Stanley Robinson, of Crook, County Durham, has been awarded the Russian Ushakov Medal and last year received the Arctic Star UK campaign medal.

The 95-year-old said: “Both were presented to me by the postman.

“We’ve waited so long for recognition, it is just sad that so many people cannot receive this because they are no longer with us.

“It should have come sooner.

“Many men I served with, friends, should have had them so its acknowledgement not just for me but for them.”

Both medals recognise sailors on the Arctic or Russian convoys between 1941 and 1945 - described by Sir Winston Churchill as the worst journey in the world - which delivered essential supplies to the Soviet Union.

Mr Robinson was called up on August 29, 1940, aged 21, after being exempt from service for six months because he worked as a labourer at Roddymoor pit, near Crook.

He was seasick throughout his first two months at sea, on minesweeping operations on HMS Briand, and later served on HMS Middleton which he called home for four years.

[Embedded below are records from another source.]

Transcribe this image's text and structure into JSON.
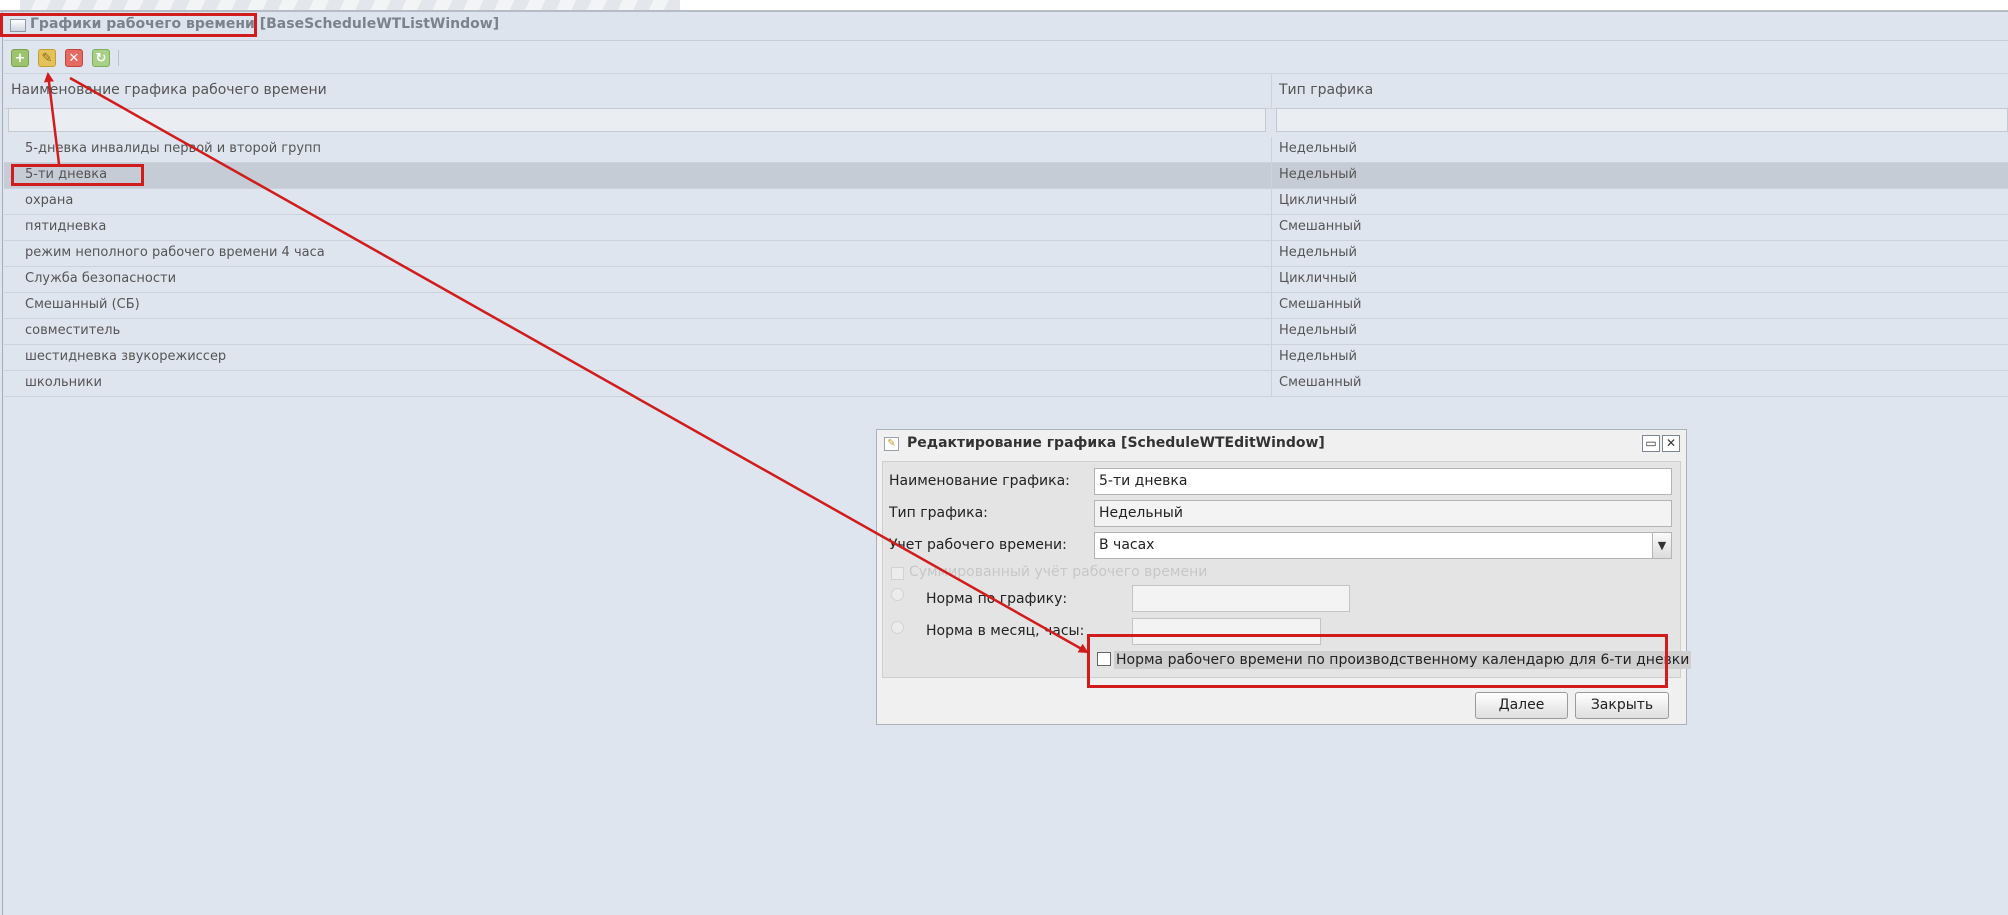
{
  "window": {
    "title": "Графики рабочего времени [BaseScheduleWTListWindow]"
  },
  "toolbar": {
    "add_icon": "add-icon",
    "edit_icon": "edit-icon",
    "delete_icon": "delete-icon",
    "refresh_icon": "refresh-icon"
  },
  "grid": {
    "columns": [
      "Наименование графика рабочего времени",
      "Тип графика"
    ],
    "rows": [
      {
        "name": "5-дневка инвалиды первой и второй групп",
        "type": "Недельный"
      },
      {
        "name": "5-ти дневка",
        "type": "Недельный"
      },
      {
        "name": "охрана",
        "type": "Цикличный"
      },
      {
        "name": "пятидневка",
        "type": "Смешанный"
      },
      {
        "name": "режим неполного рабочего времени 4 часа",
        "type": "Недельный"
      },
      {
        "name": "Служба безопасности",
        "type": "Цикличный"
      },
      {
        "name": "Смешанный (СБ)",
        "type": "Смешанный"
      },
      {
        "name": "совместитель",
        "type": "Недельный"
      },
      {
        "name": "шестидневка звукорежиссер",
        "type": "Недельный"
      },
      {
        "name": "школьники",
        "type": "Смешанный"
      }
    ]
  },
  "dialog": {
    "title": "Редактирование графика [ScheduleWTEditWindow]",
    "fields": {
      "name_label": "Наименование графика:",
      "name_value": "5-ти дневка",
      "type_label": "Тип графика:",
      "type_value": "Недельный",
      "accounting_label": "Учет рабочего времени:",
      "accounting_value": "В часах",
      "summarized_label": "Суммированный учёт рабочего времени",
      "norm_schedule_label": "Норма по графику:",
      "norm_month_label": "Норма в месяц, часы:",
      "calendar_norm_label": "Норма рабочего времени по производственному календарю для 6-ти дневки"
    },
    "buttons": {
      "next": "Далее",
      "close": "Закрыть"
    }
  },
  "colors": {
    "annotation": "#d01c1c",
    "background": "#dfe5ee",
    "selected_row": "#c6ccd5"
  }
}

It was on this ship he spent two years with the Russian convoy mission and worked his way up from captain of heads, responsible for keeping the quarterdeck ship-shape, to acting lead seaman.

The campaign cost the lives of thousands of sailors and merchant seamen and more than 100 civilian and military ships were lost.

Beyond the threat of the enemy, men endured terrible weather, the dark polar winter and 24-hour daylight in summer and sailors perished in minutes if they fell into the bitterly cold water.

Mr Robinson recalls: “You didn’t really feel anything about it, just went on and did your job.

“The seas were so rough.

"When the ship started to hull it was really terrific, you just had to grab onto something.

“I had the misfortune of standing alongside a lad who was washed overboard.”

After the war Mr Robinson returned to County Durham.

He married his wife Nora, with whom he shared 64 happy years of marriage until her death five years ago, and settled in Tow Law.

He spent most of his working life at the George Blair foundry, at Stanhope.

He is a father of two and has four grandchildren and five great grandchildren.

Daughter Margaret Nichol, who Mr Robinson lives with, in Crook, said: “We are very proud of dad.

“I didn’t realise what he had gone through and just how lucky he was to be alive.”